I belong to two communities on Facebook, over and above the community of my personal friends. One is my Leonard Cohen family and the other is Schnauzer World. Both are exquisite. When I say exquisite, I mean open-hearted, generous, hilarious, inclusive and above all else, kind. Dennis was our hero in Schnauzer World. He made it to eighteen years, and all of us Schnauzer people were cheering him on. When he started to have seizures, we sent him enough love to change the world. Then there was the CBD oil intervention. He rallied beautifully for a while, and, then he was done. After all, in dog years he was a hundred and twenty-six. He died while on a camping trip in the glory of nature, with the kind earth beneath and his dog brothers and human family by his side.
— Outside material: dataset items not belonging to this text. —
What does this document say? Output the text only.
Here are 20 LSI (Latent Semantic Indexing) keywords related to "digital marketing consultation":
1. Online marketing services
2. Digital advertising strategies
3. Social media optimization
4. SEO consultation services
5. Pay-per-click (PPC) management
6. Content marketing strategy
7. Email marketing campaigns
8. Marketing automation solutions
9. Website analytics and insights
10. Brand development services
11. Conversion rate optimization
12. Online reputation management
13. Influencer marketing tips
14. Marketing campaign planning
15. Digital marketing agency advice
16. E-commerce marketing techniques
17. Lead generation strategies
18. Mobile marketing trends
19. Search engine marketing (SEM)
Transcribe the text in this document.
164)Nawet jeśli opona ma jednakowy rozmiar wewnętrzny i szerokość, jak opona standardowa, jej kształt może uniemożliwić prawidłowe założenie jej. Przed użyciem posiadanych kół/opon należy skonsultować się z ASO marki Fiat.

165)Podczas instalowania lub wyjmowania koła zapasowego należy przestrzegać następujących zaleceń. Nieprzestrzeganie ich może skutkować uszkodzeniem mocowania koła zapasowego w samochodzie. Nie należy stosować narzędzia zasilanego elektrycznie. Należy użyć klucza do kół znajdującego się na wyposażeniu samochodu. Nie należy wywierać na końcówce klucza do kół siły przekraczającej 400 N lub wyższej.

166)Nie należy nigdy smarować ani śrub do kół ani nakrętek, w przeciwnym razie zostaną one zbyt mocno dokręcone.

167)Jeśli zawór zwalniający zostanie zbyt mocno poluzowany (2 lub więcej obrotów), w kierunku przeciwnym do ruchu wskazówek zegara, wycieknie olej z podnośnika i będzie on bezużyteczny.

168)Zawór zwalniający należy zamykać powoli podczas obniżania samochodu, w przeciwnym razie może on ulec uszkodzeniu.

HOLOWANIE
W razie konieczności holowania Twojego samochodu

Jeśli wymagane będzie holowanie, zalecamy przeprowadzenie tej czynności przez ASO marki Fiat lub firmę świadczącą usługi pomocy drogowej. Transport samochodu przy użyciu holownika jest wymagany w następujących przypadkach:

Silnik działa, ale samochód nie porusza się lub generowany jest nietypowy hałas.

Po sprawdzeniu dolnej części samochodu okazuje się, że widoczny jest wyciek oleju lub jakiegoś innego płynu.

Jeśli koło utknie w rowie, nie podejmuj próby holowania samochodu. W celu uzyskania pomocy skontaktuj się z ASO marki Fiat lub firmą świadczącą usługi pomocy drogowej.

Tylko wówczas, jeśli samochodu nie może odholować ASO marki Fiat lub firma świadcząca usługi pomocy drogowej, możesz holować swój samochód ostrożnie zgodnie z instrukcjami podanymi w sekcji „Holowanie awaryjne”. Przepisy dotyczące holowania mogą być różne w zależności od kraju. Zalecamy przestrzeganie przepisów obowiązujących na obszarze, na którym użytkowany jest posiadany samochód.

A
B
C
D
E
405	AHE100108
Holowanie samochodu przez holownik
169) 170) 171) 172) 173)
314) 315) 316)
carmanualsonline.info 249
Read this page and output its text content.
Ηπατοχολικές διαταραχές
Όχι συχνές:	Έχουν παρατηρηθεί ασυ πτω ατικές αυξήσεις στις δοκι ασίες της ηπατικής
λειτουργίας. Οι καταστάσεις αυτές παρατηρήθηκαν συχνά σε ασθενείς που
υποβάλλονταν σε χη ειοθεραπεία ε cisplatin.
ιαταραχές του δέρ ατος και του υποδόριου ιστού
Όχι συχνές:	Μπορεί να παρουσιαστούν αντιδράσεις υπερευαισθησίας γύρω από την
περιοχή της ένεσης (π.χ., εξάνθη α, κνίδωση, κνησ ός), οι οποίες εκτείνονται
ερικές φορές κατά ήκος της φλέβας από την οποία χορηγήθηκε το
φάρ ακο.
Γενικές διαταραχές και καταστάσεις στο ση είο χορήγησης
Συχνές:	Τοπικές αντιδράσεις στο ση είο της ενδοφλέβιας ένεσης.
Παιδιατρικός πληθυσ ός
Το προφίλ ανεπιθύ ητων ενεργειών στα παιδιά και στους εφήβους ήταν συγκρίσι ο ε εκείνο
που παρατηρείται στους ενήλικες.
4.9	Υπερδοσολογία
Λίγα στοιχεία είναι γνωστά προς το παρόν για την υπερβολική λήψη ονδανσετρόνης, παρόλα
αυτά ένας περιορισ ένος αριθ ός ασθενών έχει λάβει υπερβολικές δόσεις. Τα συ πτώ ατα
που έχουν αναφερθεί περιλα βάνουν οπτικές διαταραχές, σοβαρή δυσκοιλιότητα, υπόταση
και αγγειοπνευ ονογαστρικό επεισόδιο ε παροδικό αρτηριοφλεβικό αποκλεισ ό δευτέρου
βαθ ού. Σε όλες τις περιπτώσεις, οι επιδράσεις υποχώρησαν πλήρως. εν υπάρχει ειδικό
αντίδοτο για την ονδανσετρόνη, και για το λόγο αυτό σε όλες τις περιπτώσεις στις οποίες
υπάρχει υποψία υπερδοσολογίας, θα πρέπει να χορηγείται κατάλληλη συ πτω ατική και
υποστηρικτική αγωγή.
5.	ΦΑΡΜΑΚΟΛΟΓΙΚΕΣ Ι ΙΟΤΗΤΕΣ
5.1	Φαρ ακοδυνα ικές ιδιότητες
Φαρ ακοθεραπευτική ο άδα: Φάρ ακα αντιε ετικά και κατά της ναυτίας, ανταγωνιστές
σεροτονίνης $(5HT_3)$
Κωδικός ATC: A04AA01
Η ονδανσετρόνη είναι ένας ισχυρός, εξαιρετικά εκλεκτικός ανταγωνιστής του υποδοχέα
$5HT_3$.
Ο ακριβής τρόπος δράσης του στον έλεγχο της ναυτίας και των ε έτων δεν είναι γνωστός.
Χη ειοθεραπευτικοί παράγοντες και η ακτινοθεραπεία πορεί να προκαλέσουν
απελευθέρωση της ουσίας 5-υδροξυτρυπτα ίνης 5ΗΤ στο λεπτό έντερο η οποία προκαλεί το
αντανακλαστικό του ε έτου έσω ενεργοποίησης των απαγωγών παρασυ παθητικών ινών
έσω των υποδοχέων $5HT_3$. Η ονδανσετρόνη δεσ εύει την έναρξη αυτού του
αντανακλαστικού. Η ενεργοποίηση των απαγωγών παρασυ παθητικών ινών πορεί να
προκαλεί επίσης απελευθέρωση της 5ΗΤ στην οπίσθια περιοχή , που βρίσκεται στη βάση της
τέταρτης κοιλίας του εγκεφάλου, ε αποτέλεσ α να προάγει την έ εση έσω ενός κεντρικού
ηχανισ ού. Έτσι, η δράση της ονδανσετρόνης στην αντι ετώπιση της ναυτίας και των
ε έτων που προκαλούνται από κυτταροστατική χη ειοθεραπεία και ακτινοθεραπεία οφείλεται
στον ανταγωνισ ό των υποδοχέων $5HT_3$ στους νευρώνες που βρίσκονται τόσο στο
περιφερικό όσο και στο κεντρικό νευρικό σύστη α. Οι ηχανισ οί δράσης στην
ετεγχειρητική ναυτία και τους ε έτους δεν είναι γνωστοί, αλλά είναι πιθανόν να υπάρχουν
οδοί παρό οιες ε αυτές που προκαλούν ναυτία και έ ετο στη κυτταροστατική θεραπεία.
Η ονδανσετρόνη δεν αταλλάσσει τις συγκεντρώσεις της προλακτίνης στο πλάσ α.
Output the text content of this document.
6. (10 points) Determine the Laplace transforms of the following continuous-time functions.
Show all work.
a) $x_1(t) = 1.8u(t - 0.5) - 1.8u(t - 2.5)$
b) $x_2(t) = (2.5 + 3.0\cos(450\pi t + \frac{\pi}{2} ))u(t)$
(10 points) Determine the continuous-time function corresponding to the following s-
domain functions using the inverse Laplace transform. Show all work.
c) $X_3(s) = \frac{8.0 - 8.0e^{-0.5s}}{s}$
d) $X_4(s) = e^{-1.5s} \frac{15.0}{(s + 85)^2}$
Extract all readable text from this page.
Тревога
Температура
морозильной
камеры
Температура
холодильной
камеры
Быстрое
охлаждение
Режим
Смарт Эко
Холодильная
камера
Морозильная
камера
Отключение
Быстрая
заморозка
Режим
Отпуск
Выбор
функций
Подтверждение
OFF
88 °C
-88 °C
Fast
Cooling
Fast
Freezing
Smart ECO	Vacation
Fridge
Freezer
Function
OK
I grant you it’s easier to see the gratitude in this story. A whole childhood, beloved, adored and then slipping back into the mystery in an actual field of kindness. But, for me, with my bedroom altar crowded with candles for Jayne and for Dennis, I was filled with gratitude for all of it. Death is in everything, and when we’re done, we’re done, if it be at a hundred and twenty-six, forty-eight, or barely born at all.

I have always felt death as a friend. Even way back, in the violent self-destruction of my little history, buried in the chaos was my kinship with death. The manner of a death can be horrifying, but I believe the doorway of death is a separate thing.

I don’t buy any of the afterlife theories. I think we are gone, and that gone-ness, the no-thing-ness of it all, calls me like a siren. I don’t think we are reincarnated over and over until we learn everything (perish the thought) and I don’t believe there will be a line-up of all our dead, welcoming us through the gates to heaven. All that is too complicated for me. I am hoping for the radical simplicity of Nothing.

A few days after Dennis died, one of our group snapped a picture of a cloud in our bright blue sky. It was very distinctly a Schnauzer flying. That I believe in. Sometimes, as the autumn notes come in and our heatwave summer feels like a bit of a dream, just as I drift off to sleep at night, I see Jayne dancing like she did at my fiftieth birthday party.

I cannot face into any death without the taste of gratitude filling my mouth and throat. To finish as I started, with the candle rituals – every Sunday I light a tapered candle, sometimes but not always, blue, and say: thank you, Life, for another week.